项目总结/摘要 心血管疾病是全球主要的死亡原因。尽管手术方法有了进步， 心血管疾病，高达50%的血管手术，如球囊血管成形术，支架植入术和外科手术 由于治疗动脉中新生内膜增生（一种细胞增殖过程）导致的再狭窄， 通过炎症增强。新的预防和治疗新生内膜增生的治疗方法是迫切需要的 needed.然而，在理解环境影响的复杂贡献方面存在着重大的知识差距。 在这个过程中的影响力。PI使用无菌（GF）和经过抗菌处理的 小鼠模型已经证明了新内膜增生易感性的新的元生物途径。我们 已经表明，与常规饲养的小鼠相比，GF小鼠具有减弱的新生内膜增生， 可以通过粪便移植来修复此外，消耗肠道微生物群的抗生素治疗导致 丁酸盐水平降低，丁酸盐是一种短链脂肪酸，仅由膳食纤维的微生物发酵产生， 伴随着新生内膜增生易感性的加剧;这些作用通过以下方法逆转： 补充丁酸盐。

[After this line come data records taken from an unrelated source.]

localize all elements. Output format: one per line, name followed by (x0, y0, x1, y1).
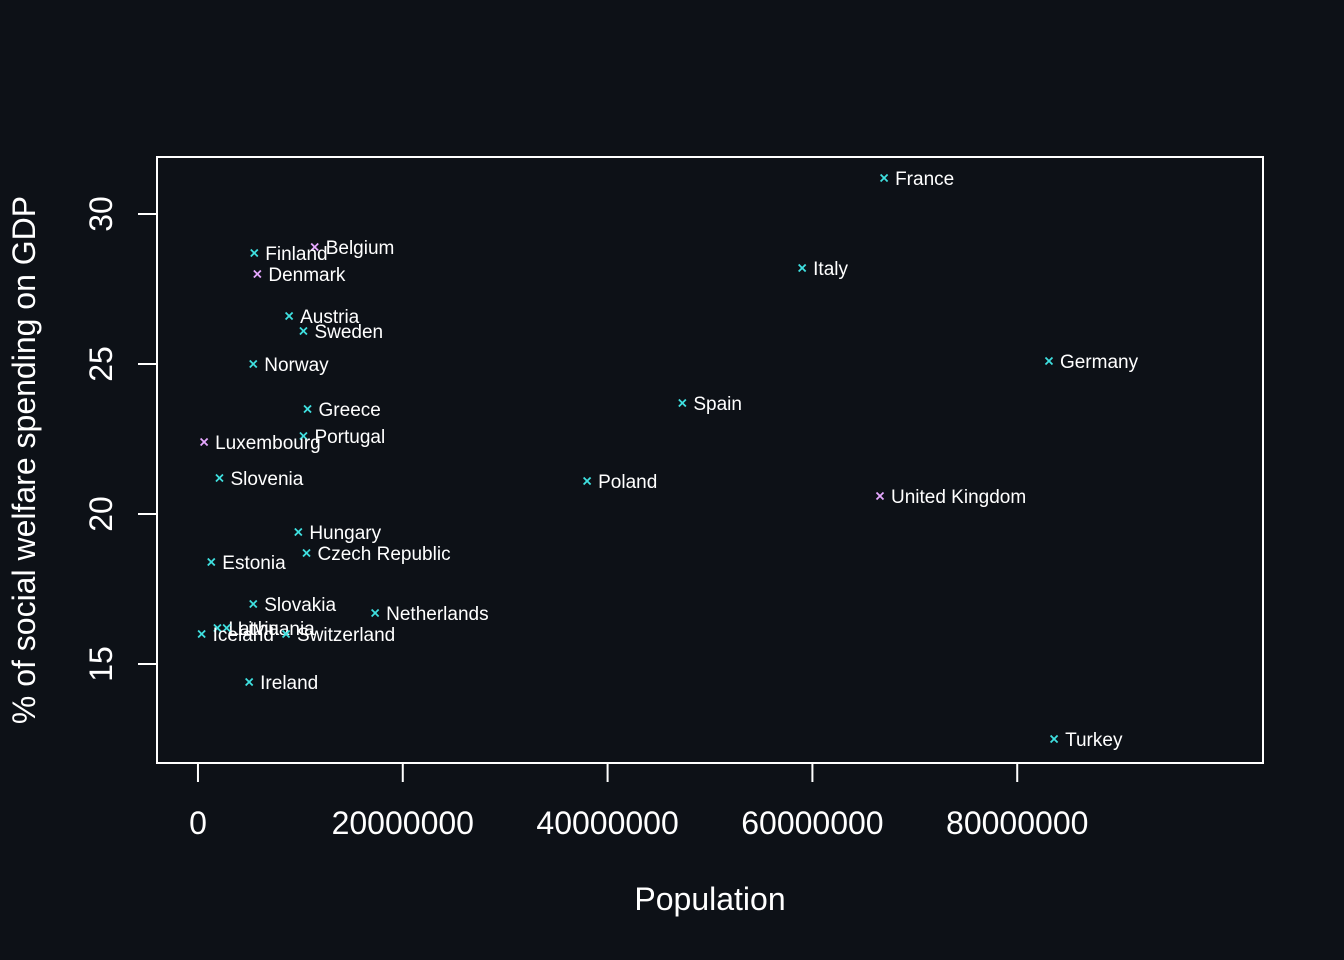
scatter-point (299, 431, 308, 441)
scatter-point (207, 557, 216, 567)
x-axis-title: Population (634, 881, 785, 917)
scatter-point (678, 398, 687, 408)
point-label: Netherlands (386, 604, 488, 625)
scatter-point (370, 608, 380, 618)
point-label: Luxembourg (215, 433, 321, 454)
point-label: United Kingdom (891, 487, 1026, 508)
point-label: Denmark (268, 265, 346, 286)
scatter-point (798, 263, 807, 273)
y-axis: 15 20 25 30 (83, 196, 158, 682)
y-tick-label: 20 (83, 496, 119, 532)
scatter-point (253, 269, 262, 279)
scatter-point (294, 527, 303, 537)
point-label: Slovenia (230, 469, 303, 490)
point-label: Switzerland (297, 625, 395, 646)
point-label: France (895, 169, 954, 190)
point-label: Ireland (260, 673, 318, 694)
point-label: Hungary (309, 523, 381, 544)
point-label: Italy (813, 259, 848, 280)
scatter-point (299, 326, 308, 336)
x-axis: 0 20000000 40000000 60000000 80000000 (189, 762, 1088, 841)
point-label: Norway (264, 355, 329, 376)
y-axis-title: % of social welfare spending on GDP (6, 196, 42, 724)
scatter-point (245, 677, 254, 687)
scatter-point (213, 623, 222, 633)
point-label: Slovakia (264, 595, 336, 616)
scatter-point (303, 404, 312, 414)
point-label: Iceland (213, 625, 274, 646)
scatter-point (249, 599, 258, 609)
scatter-point (197, 629, 206, 639)
point-label: Lithuania (238, 619, 316, 640)
x-tick-label: 0 (189, 805, 207, 841)
scatter-point (284, 311, 294, 321)
x-tick-label: 20000000 (332, 805, 474, 841)
scatter-point (249, 359, 258, 369)
point-label: Portugal (314, 427, 385, 448)
point-label: Sweden (314, 322, 383, 343)
scatter-point (1049, 734, 1059, 744)
scatter-point (215, 473, 224, 483)
scatter-point (222, 623, 231, 633)
point-label: Greece (319, 400, 381, 421)
scatter-point (199, 437, 209, 447)
scatter-point (281, 629, 291, 639)
point-label: Poland (598, 472, 657, 493)
y-tick-label: 30 (83, 196, 119, 232)
point-label: Estonia (222, 553, 286, 574)
data-points: FranceBelgiumFinlandItalyDenmarkAustriaS… (197, 169, 1139, 751)
point-label: Turkey (1065, 730, 1123, 751)
point-label: Belgium (326, 238, 395, 259)
point-label: Finland (265, 244, 327, 265)
point-label: Austria (300, 307, 360, 328)
x-tick-label: 80000000 (946, 805, 1088, 841)
scatter-point (302, 548, 311, 558)
point-label: Czech Republic (318, 544, 451, 565)
scatter-point (879, 173, 889, 183)
scatter-point (1044, 356, 1054, 366)
scatter-point (582, 476, 592, 486)
point-label: Spain (693, 394, 742, 415)
y-tick-label: 25 (83, 346, 119, 382)
point-label: Latvia (228, 619, 279, 640)
point-label: Germany (1060, 352, 1139, 373)
x-tick-label: 40000000 (536, 805, 678, 841)
x-tick-label: 60000000 (741, 805, 883, 841)
scatter-point (875, 491, 885, 501)
scatter-point (250, 248, 259, 258)
scatter-point (310, 242, 319, 252)
y-tick-label: 15 (83, 646, 119, 682)
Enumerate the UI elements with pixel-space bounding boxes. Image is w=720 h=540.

丁酸受体，游离脂肪酸受体3（FFAR 3）的动脉表达， 损伤增加，刺激FFAR 3调节内皮细胞（EC），血管平滑肌细胞（VSMC）， 和炎症反应。综上所述，我们现在假设一种超生物微生物宿主 相互作用影响血管手术后新生内膜增生：益生元纤维增强肠道微生物 丁酸盐的产生;而丁酸盐反过来又通过直接抑制动脉损伤诱导的新生内膜增生， 对由FFAR 3介导的EC和炎症的作用。我们将在一个 采用GF和转基因小鼠、产丁酸细菌以及空间和 炎症反应的动态特征。我们还将测试这一途径的翻译应用 在猪动脉损伤模型中使用包封的丁酸酯前体三丁酸甘油酯的新制剂。 总的来说，这些研究将测试这一途径的现象学，机械学和翻译方面， 对接受血管手术的患者具有潜在的变革性影响。